Jury told Dundee businessman accused of fraud was naive
A jury has been told a Dundee businessman accused of cheating the government out of millions of pounds was an enthusiastic but naive entrepreneur, not a fraudster.
Shahid Ramzan, 40, from Broughty Ferry, denies he was responsible for VAT evasion amounting to some £6m.
He also denies two Spanish companies he floated were used to fraudulently export £20.5m out of the UK.
The trial at the High Court in Edinburgh continues.
Mr Ramzan is accused of using so-called missing trader intra community (MTIC) fraud to transfer the funds out of the country.
The trial has heard that MTIC frauds typically involve imported goods being passed from company to company to fool Customs and Excise into refunding VAT which has never actually been paid.
The two and a half month trial at the High Court in Edinburgh has reached its closing stages, with defence QC Murray Macara making his closing speech to the jury.

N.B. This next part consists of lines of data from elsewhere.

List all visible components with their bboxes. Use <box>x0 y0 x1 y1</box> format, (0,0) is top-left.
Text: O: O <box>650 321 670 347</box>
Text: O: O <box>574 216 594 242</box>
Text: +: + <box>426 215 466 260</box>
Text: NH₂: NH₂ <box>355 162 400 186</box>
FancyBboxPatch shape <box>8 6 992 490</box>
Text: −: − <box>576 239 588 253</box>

The lawyer told them that Mr Ramzan had been open about everything he had done, including his ambition to make money by buying and selling mobile phones.
Mr Macara said the trade was genuine, not simply a front to cheat the Treasury. He added: "He didn't think he was doing anything wrong."
The trial has heard how Mr Ramzan's bankers stepped in and closed his accounts after customs officers passed on their suspicions about what he was doing.
Mr Macara said: "There is a degree of openness about Mr Ramzan's relationship with the bank, a degree of enthusiasm which, while painting him as a somewhat naive entrepreneur also paints him as someone who wanted to be involved in legitimate trade."
A verdict in the case is expected to be reached later this week.